On March 24, 2015 Associated Builders and Contractors (ABC) launched its state-by-state economic analysis
with the release of economist Bernard Markstein's analysis of construction's contribution to each state's gross domestic product
. Markstein also produces monthly analysis of the construction job market and unemployment rate in each state, background on state-level construction job markets is below. The state level analysis is produced monthly in addition to ABC's existing national economic data and analysis
By Bernard M. Markstein
Measuring Employment, Unemployment, and Unemployment Rates
Measuring employment and unemployment would seem to be straightforward. However, it turns out to be a little more complicated than it first appears. The Bureau of Labor Statistics (BLS) produces the employment statistics for the United States based on a monthly survey conducted by the Census Bureau known as the Current Population Survey (CPS).
Each month, the Census Bureau surveys roughly 60,000 households (about 110,000 individuals). To be included in the survey panel, a person must be 15 years of age or older and not in the Armed Forces or in an institution, such as a prison, long-term care hospital, or nursing home (however, employment statistics are only reported for individuals 16 or older). The survey is conducted during the week that contains the 19th of the month. This is designated the survey week. Survey questions refer to activities that occurred during the prior week (i.e., the week that included the 12th of the month). This is designated the reference week. The BLS then uses the CPS survey results to produce its estimate of U.S. employment and unemployment.
A person is considered employed if they worked during the reference week. No distinction is made between full-time and part-time work—although this observation is tracked and used elsewhere in the employment data. A person is considered unemployed if they did not have a job during the reference week but actively looked for work during the four weeks prior to the survey week. The labor force is equal to the number of employed people plus the number of unemployed people. People who were not employed nor actively looking for a job are considered not in the labor force. The unemployment rate is defined as the number of people unemployed divided by number of people in the labor force.
In addition to this official unemployment rate, the BLS produces five other unemployment rates, such as a rate that includes discouraged workers. Discouraged workers are people who did not actively search for a job during the four weeks prior to the survey but did look for a job sometime during the prior 12 months and would re-enter the labor market if job market conditions improved.
Determining employment by industry is relatively easy. Starting with the definition of whether a person is employed, it is simply the industry in which a person is employed. There is a complication if the person works two or more jobs in different industries—e.g., a person who works at a restaurant and has a second job as a taxi driver. The BLS solves this problem by placing the person in the industry in which they worked the most hours.
People who are unemployed are considered unemployed in the industry in which they were last employed. New entrants (i.e., people who have not been previously employed) are not assigned an industry. The unemployment rate for an industry is the number unemployed in that industry divided by the labor force for that industry. New entrants seeking employment are not included in the industry unemployment figures regardless of where they are focusing their job search activity. However, they are included in the general unemployment statistics.
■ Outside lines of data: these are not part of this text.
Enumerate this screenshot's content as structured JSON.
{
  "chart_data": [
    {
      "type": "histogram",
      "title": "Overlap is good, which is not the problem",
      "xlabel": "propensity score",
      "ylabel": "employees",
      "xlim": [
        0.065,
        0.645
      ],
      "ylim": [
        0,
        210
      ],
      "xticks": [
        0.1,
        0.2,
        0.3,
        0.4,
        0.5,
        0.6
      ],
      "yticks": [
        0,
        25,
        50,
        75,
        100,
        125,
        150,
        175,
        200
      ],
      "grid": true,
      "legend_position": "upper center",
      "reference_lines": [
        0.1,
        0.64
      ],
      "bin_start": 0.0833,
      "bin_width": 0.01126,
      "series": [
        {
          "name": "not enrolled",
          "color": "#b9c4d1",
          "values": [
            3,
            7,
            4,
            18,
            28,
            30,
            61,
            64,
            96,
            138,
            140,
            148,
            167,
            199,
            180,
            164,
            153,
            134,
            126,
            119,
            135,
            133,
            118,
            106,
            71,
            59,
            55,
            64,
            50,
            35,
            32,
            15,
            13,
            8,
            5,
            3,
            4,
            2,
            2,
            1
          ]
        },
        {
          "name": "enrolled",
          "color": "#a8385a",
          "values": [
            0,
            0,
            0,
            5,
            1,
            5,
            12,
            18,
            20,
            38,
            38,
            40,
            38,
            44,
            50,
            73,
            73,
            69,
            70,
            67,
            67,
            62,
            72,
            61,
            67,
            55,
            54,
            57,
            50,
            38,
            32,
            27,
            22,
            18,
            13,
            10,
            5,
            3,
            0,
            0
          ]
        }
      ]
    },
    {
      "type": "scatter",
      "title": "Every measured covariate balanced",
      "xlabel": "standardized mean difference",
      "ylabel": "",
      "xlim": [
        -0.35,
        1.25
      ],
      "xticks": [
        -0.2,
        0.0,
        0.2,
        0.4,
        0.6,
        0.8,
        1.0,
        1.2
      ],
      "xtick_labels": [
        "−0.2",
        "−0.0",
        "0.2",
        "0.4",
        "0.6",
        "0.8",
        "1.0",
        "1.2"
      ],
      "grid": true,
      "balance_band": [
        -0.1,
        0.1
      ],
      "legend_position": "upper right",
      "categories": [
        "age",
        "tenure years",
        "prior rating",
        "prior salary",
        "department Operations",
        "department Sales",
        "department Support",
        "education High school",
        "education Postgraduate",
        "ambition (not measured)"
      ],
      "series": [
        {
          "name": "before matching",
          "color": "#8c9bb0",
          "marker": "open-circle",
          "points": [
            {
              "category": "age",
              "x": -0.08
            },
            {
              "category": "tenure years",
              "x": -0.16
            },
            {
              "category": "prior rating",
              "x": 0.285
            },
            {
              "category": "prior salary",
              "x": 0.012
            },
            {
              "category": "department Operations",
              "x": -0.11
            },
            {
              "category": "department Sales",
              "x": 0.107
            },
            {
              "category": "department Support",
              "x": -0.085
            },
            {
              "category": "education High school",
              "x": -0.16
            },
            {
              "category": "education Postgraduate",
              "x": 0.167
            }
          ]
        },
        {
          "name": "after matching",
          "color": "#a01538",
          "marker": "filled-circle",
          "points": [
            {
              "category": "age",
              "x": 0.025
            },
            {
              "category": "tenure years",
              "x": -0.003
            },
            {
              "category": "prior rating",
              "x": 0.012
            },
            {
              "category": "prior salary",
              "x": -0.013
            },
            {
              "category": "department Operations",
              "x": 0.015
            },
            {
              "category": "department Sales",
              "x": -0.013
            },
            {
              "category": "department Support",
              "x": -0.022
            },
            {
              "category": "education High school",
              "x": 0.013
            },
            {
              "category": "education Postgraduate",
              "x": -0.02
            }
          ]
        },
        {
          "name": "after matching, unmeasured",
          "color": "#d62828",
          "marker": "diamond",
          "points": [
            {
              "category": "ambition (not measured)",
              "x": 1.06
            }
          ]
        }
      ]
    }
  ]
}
Based on the CPS, the BLS produces a monthly unemployment rate for major industries, including the construction industry. These industry unemployment rates are available at the national level on a monthly basis, but not at the state level. (State unemployment rates for major industries are available as annual averages with a considerable lag.)
Using a model that incorporates state employment data, we produce monthly estimates of state construction unemployment rates. Each month the estimates for the state construction unemployment rates are updated as state employment data are revised and new data become available. As a result of revisions in the state employment data, the state construction unemployment rates for the months in which the state data are revised can change.
National and Construction Industry Unemployment Rates
Both the national unemployment rate and the national construction unemployment rate are an estimate based on the results of the CPS. Thus, each estimate of the unemployment rate is subject to sampling error. Given the smaller sample for the construction industry (a subset of the national CPS data), the construction unemployment rate is subject to greater variation and error.
The variations in the unemployment rates from month to month may not indicate changes in the true rates (i.e., the rates that would result from accurately surveying the entire U.S. population) but may be due to sampling error. However, over time, sustained movement either up or down would reflect labor market conditions for the entire United States population. Economists use unemployment rates, with other labor force and economic data, to draw conclusions about the health of the labor market, the economy, and the construction industry.
The national construction unemployment rate is reported on a not seasonally adjusted (NSA) basis. Therefore, the construction unemployment rate generally increases in the fall and winter, and decreases in late spring and summer. Consequently, month-to-month comparisons should be approached with great care. Year-over-year comparisons (comparing the same month a year apart or several years apart) are a much better approach. To better compare the construction unemployment rate with the overall unemployment rate, the tables in the articles reporting on the monthly state construction unemployment rates use only NSA data.